Don’t know. I can’t prove that there isn’t a God (or gods).
No
No
No
Yes. The evidence for evolution is so overwhelming, that to disbelieve in evolution is like believing in a flat Earth.
Well, trying to keep it as simple as possible: If you want to make green walls, you need green bricks—or at least yellow and blue bricks that can be combined to form green walls. Similarly, if qualia are material, then matter needs to have at least some qualia-like properties or proto-qualia properties that, when combined, can produce qualia. This implies that all material things either have qualia or proto-qualia properties, in the same way that all material things have charge or mass. This is why I say this is a necessary conclusion of materialism.
Are you asking me to solve the hard problem of consciousness on a Sunday?
I can list properties that, in my personal opinion, might form a basic building block of qualia—such as some form of fundamental experience when a particle interacts with another particle, or a very basic combination of these experiences when particles interact, like a current or something similar.
But this is just speculation from my part
You can find many references to this in David Chalmers’ work, for example:
Chalmers, D.J., 1996. The Conscious Mind: In Search of a Fundamental Theory. Oxford Paperbacks.
You said the above. If you are unable to name these proto-qualia properties, you apparently don’t know what they are. And yet, you make assertions about them. That, sir or madam, indicates a willingness to accept for all matter that for which you have no evidence. I, and some others here, withhold doing so.
You’re here arguing that something is the case without offering what I think is sufficient evidence, proof, demonstration, definition, specifics, assertion avoidance, etc. So, I call bullshit on this panpsychism you are pushing.
Ah! Speculation! Bingo!
I don’t care to do that. Chalmers is not posting in this forum. YOU are. I’ve been asking YOU questions, not Chalmers.
I see it differently. I just concluded that proto-qualia should exist in the same way that science concluded dark matter should exist. We can’t observe either of them directly—both dark matter and proto-qualia are beyond direct observation—yet we infer their existence because we observe their effects. In the case of dark matter, we see gravitational anomalies. In the case of proto-qualia, we experience first-person subjective consciousness.
Both are invisible to our instruments, leading to multiple speculations. In my opinion, one consequence of assuming that qualia are of material origin is panpsychism, which implies the existence of proto-qualia. The fact that we can’t precisely describe proto-qualia does not invalidate the possibility of their existence, just as our inability to describe what dark matter is doesn’t undermine speculations about its existence.

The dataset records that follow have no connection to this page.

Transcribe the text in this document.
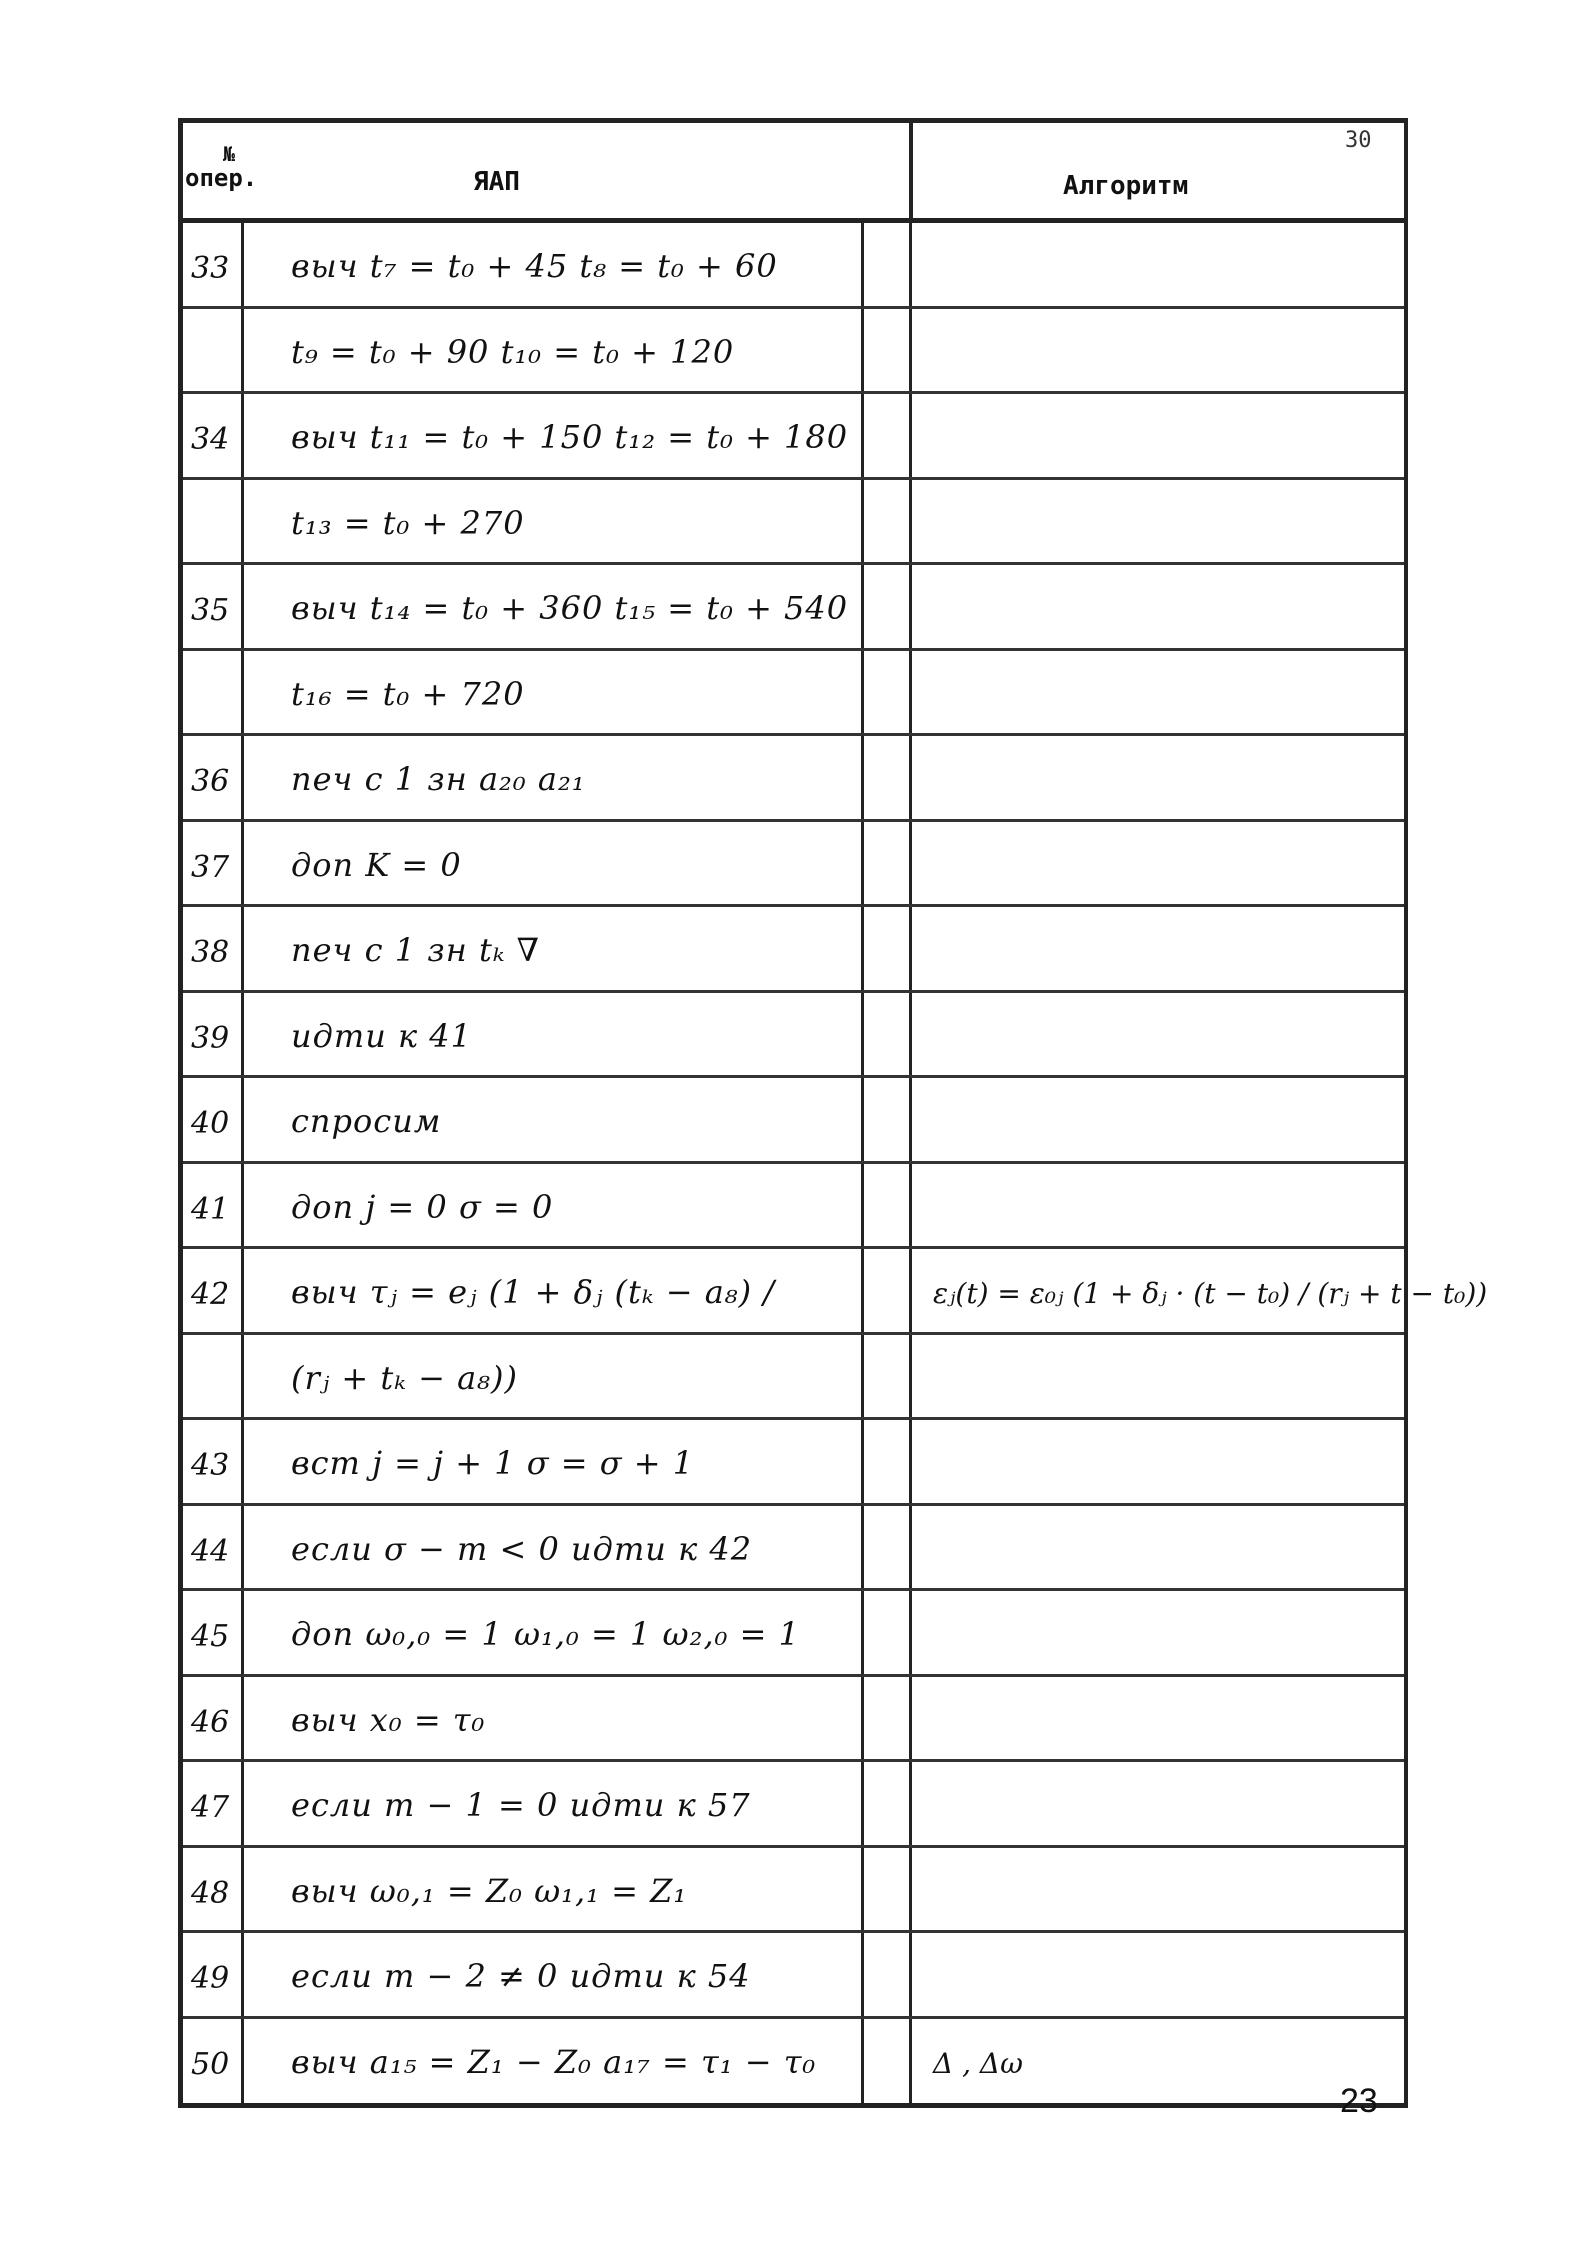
30
№
опер.	ЯАП	Алгоритм
33	выч t₇ = t₀ + 45 t₈ = t₀ + 60
t₉ = t₀ + 90 t₁₀ = t₀ + 120
34	выч t₁₁ = t₀ + 150 t₁₂ = t₀ + 180
t₁₃ = t₀ + 270
35	выч t₁₄ = t₀ + 360 t₁₅ = t₀ + 540
t₁₆ = t₀ + 720
36	печ с 1 зн a₂₀ a₂₁
37	доп K = 0
38	печ с 1 зн tₖ ∇
39	идти к 41
40	спросим
41	доп j = 0 σ = 0
42	выч τⱼ = eⱼ (1 + δⱼ (tₖ − a₈) /	εⱼ(t) = ε₀ⱼ (1 + δⱼ · (t − t₀) / (rⱼ + t − t₀))
(rⱼ + tₖ − a₈))
43	вст j = j + 1 σ = σ + 1
44	если σ − m < 0 идти к 42
45	доп ω₀,₀ = 1 ω₁,₀ = 1 ω₂,₀ = 1
46	выч x₀ = τ₀
47	если m − 1 = 0 идти к 57
48	выч ω₀,₁ = Z₀ ω₁,₁ = Z₁
49	если m − 2 ≠ 0 идти к 54
50	выч a₁₅ = Z₁ − Z₀ a₁₇ = τ₁ − τ₀	Δ , Δω
23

If it helps, I had a venus fly trap, and you could trigger the plant to close by touching the fine hairs that detect insects, they would still close. To me this suggests the action is involuntary, rather than an act of will.
I can agree on the surface, but there are other points that I think could be made about this process.
If the trap is open or closed, this can represent a 0 or a 1 in binary. If you touch the trap and trigger the trap, then it’s no different than biting into something that you thought was food, but isn’t.
The closure of the trap represents the plant’s interraction with the world, so by responding to a stimulus, can we not argue that this is a kind of (very simple) perception?
I can make similar arguments about the sensitive plant (Mimosa pudica).
Thus, by concluding the way you do with direct comparison to dark matter, you therefore implicitly open up to other explanations than your so-called proto-qualia to whatever effects in question, and concede that these might not be the only explanation, or even the correct explanation.
As long as we are unable to measure or observe qualia, we cannot logically confirm any of these hypotheses as definitive. However, at the moment, it seems to be the best explanation we have, from my viewpoint. Moreover, panpsychism appears to be the most straightforward explanation from a materialistic perspective—meaning it aligns best with Occam’s razor. The problem with this theory lies in its implications, which challenge the view that the universe is an inert entity. Even a small shift in interpretation can change everything.
Panpsychism cannot be empirically tested. Thus, it cannot be falsified (or confirmed, in the popperian sense), and has no predictive power. Effectively, it’s a non-explanation. And that is your best explanation?
If you want to even pretend to present something resembling facts about the real world, there is no way you can avoid empirical results and empirical tests. No empirical tests possible → the best you’ve got is an unsubstantiated hypothesis.